Das Gericht hat in seiner Begründung alle Argumente der Klägerinnen inhaltlich zurückgewiesen. Man kann dieses Urteil also ohne Übertreibung als „Sieg auf ganzer Linie“ bezeichnen. Die Deutsche Steuerberater-Versicherung befindet sich seit dem 1. Januar 2022 in Abwicklung. Durch den bestätigten Eintritt des Nachrangfalls hat sie, wenn überhaupt, das Nachrangkapital und aufgelaufene Zinsen (insgesamt ca. 12,6 Mio. € per Ende 2024) erst nach vollständiger Abwicklung der Pensionskasse zu zahlen, wobei im Rahmen der Abwicklung die bestehenden Versicherungsverhältnisse bis zum Tod des letzten Versicherten und ggf. Hinterbliebenen zu erfüllen sind. Nachrangkapital und aufgelaufene Zinsen sind damit für die Nachranggläubiger jedenfalls bis zum Abschluss der voraussichtlich sehr langen Abwicklung so gut wie wertlos geworden, während die Deutsche Steuerberater-Versicherung die entsprechenden Beträge in diesem Zeitraum ertragswirksam für die Versicherten anlegen kann.

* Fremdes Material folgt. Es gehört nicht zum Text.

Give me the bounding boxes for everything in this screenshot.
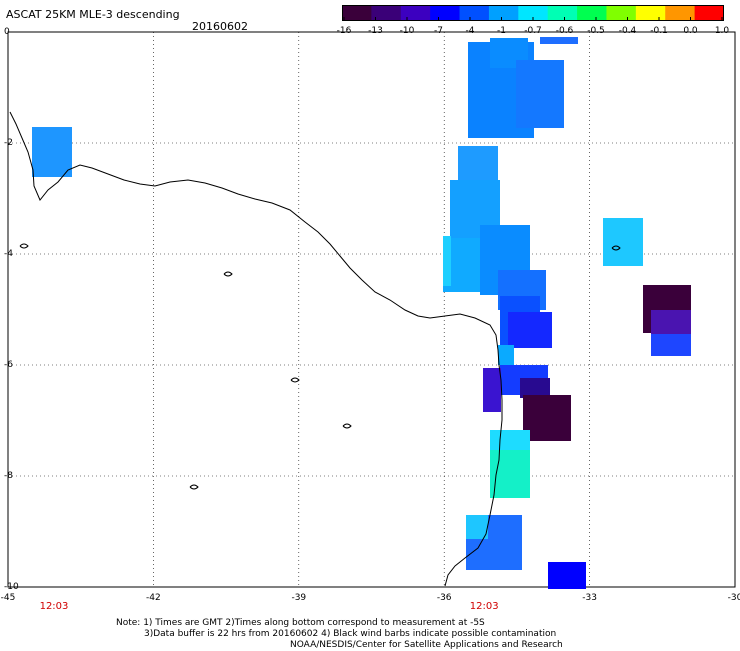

Die Deutsche Steuerberater-Versicherung wurde in den Gerichtsverfahren durch Herrn Alexander Knauss, Fachanwalt für Bank- und Kapitalmarktrecht, von der Anwaltssozietät MEYER-KÖRING vertreten.

Zum Hintergrund:

Im Jahr 2014 hat die Deutsche Steuerberater-Versicherung, nach Abstimmung mit der Aufsichtsbehörde, neue nachrangige Schuldverschreibungen im Gesamtnennbetrag von 10 Mio. € begeben. Die Laufzeit beträgt 10 Jahre.

Aufgrund der Geschäftslage und ihrer Rechtsauffassung zu dem Status der Schuldverschreibungen hat die Deutsche Steuerberater-Versicherung die im September 2019, September 2020 und September 2021 fälligen Zinsen auf die Schuldverschreibungen in Höhe von insgesamt ca. 1,3 Mio. € nicht gezahlt.

Der gemäß § 7 Schuldverschreibungsgesetz (SchVG) bestellte Gemeinsame Vertreter der Anleihegläubiger hat im Februar 2020 vor dem Landgericht Frankfurt am Main auf Zinszahlung geklagt.

Das Landgericht Frankfurt am Main hat die Klage auf Zinszahlung Anfang Mai 2021 abgewiesen. Gegen dieses Urteil wurde von der Gegenseite beim OLG Frankfurt – letztlich erfolglos – Berufung eingelegt.

Die Gerichte sind dabei der Auffassung der Deutschen Steuerberater-Versicherung gefolgt, dass das satzungsmäßige Sanierungsverfahren die „nur nachrangige Haftung für Forderungen aus der Anleihe“ auslöst, zu denen nicht nur die Zinsforderungen zählen, welche Gegenstand des Rechtsstreits waren. Auch das Anleihekapital, das 2024 fällig wird, zählt zu diesen Forderungen.